The club started in November 2017 and within a short time gained the attention of many. The club’s first event was the Project Trashion fashion show titled, “The Union” - an event focused on sustainability.
“Sustainable fashion comes in many forms. We want to showcase both thrifted fashion as well fashion businesses that produce clothes ethically and sustainably," Matsuzaki said. "The last part [of the show] is the waste designs everyone likes to see as the fireworks of the show."
From models to back stage managers, the event took approximately 120 volunteers to organize. The event was a huge success with approximately 250 people in attendance.
“I thought that was a good indicator of people actually demanding more sustainable products,” said Matsuzaki.
Approximately 15 vendors were present at the event including Thift on Kent, The Green Door, Plato’s Closet, Sustainable Campus Inititaive (SCI) and A Million Elephants.
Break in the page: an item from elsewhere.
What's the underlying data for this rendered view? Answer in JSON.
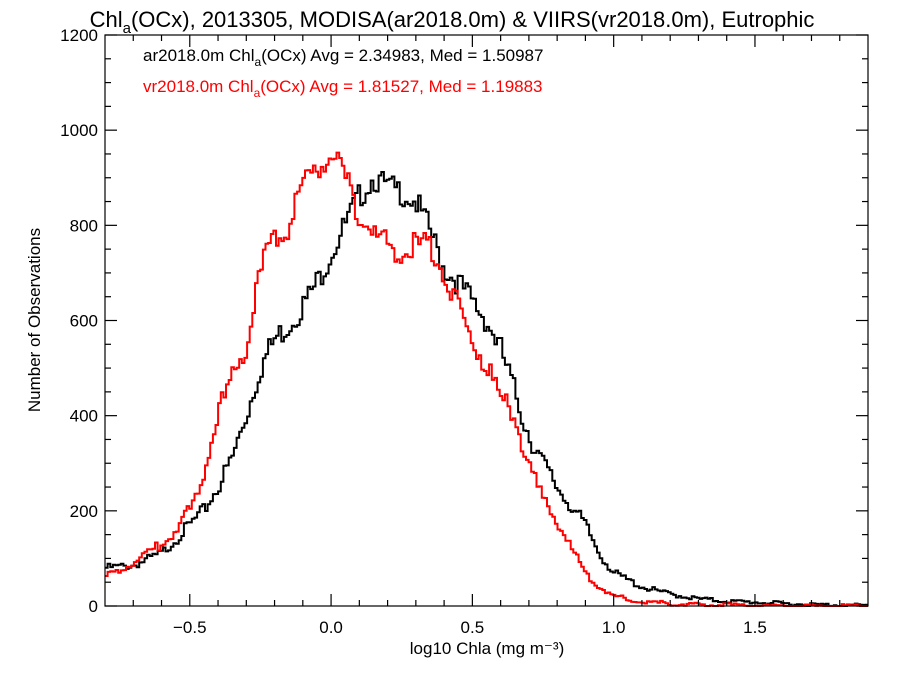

The event also had other sustainable businesses like a sustainable magazine company that focused on academic ideas, inspirations and alternative journals, as well as Sweet Dreams Tea Shop, which features organic and vegetarian foods.
Project Trashion was successful in pushing the boundaries of sustainability as high school students and students from University of Toronto were inspired by Project Trashion’s efforts and now plan to host their own sustainability-inspired fashion show.
Project Trashion received the New Club Feds Award in November. Winning the Feds Award was a great milestone Matsuzaki said, but he would like to see change happen. He said that he wants to push for the second-hand clothing store on campus by SCI to become a reality.
Although Matsuzaki was very proud of the fashion show, he says Project Trashion wants to do more small-scale events throughout the term to push the idea and the culture of sustainability.
He also said that Project Trashion hopes to collaborate with other clubs and societies on campus to create something like the Cultural Caravan for sustainability and fashion.